As Mayor of London, Ken Livingstone was also a supporter of the London Olympics in 2012, and is known to encourage sport in London; especially when sport can be combined with helping UK charities-like The London Marathon and British 10K charity races. However, Livingstone, in a Mayoral election debate on the BBC's Question Time in April 2008 did state that the primary reason he supported the Olympic bid was to secure funding for the redevelopment of the East End of London. In the summer of 2007 he brought the Tour de France cycle race to London.
In May 2008, Boris Johnson introduced a new transport safety initiative to put 440 high-visibility police officers on bus hubs and the immediate vicinity.
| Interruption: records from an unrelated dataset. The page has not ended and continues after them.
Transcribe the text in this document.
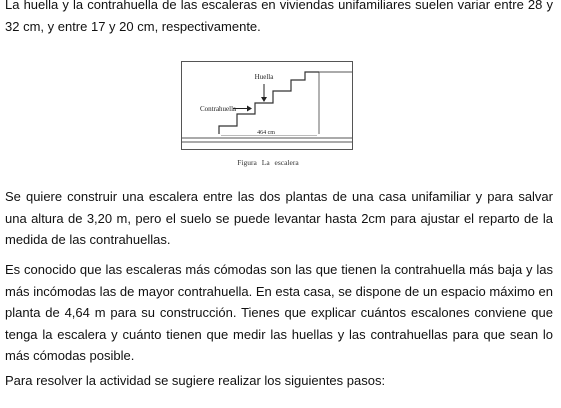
La huella y la contrahuella de las escaleras en viviendas unifamiliares suelen variar entre 28 y 32 cm, y entre 17 y 20 cm, respectivamente.

Huella
Contrahuella
464 cm
Figura La escalera

Se quiere construir una escalera entre las dos plantas de una casa unifamiliar y para salvar una altura de 3,20 m, pero el suelo se puede levantar hasta 2cm para ajustar el reparto de la medida de las contrahuellas.

Es conocido que las escaleras más cómodas son las que tienen la contrahuella más baja y las más incómodas las de mayor contrahuella. En esta casa, se dispone de un espacio máximo en planta de 4,64 m para su construcción. Tienes que explicar cuántos escalones conviene que tenga la escalera y cuánto tienen que medir las huellas y las contrahuellas para que sean lo más cómodas posible.

Para resolver la actividad se sugiere realizar los siguientes pasos:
A ban on alcohol on underground, bus, Docklands Light Railway, and tram services and stations across the capital was announced.
Also in May 2008, Boris Johnson announced the closure of The Londoner newspaper, saving approximately £2.9 million. A percentage of this saving will be spent on planting 10,000 new street trees.
In 2010 Boris Johnson extended the coverage of Oyster card electronic ticketing to all National Rail overground train services.
Also in 2010 Boris Johnson opened a cycle hire scheme (originally sponsored by Barclays, now Santander) with 5,000 bicycles available for hire across London. The scheme gained the nickname of "Boris Bikes" by both Londoners and members of the various media.
In 2011 Boris Johnson set up the Outer London Fund, a money pot of up to £50 million designed to help facilitate better, more effective local high streets. Areas in London were given the chance to submit proposals for two separate pots of money, which would be granted to them if their bid was successful. Successful bids for Phase 1 included Enfield, Muswell Hill and Bexley Town Centre. The recipients of Phase 2 funding are still to be announced.
In January 2013 Boris Johnson appointed journalist Andrew Gilligan as the first Cycling Commissioner for London.
In March 2013 Boris Johnson announced £1 billion of investment in infrastructure to make cycling safer in London, including a 15-mile (24 km) East-West segregated 'Crossrail for bikes'.
At the General Election of 7 May 2015, Boris Johnson was elected as MP for Uxbridge and Ruislip South with 50.2% of the vote on a turnout of 63.4%, and he continued to serve until the mayoral election in May 2016, when Sadiq Khan was elected as his successor.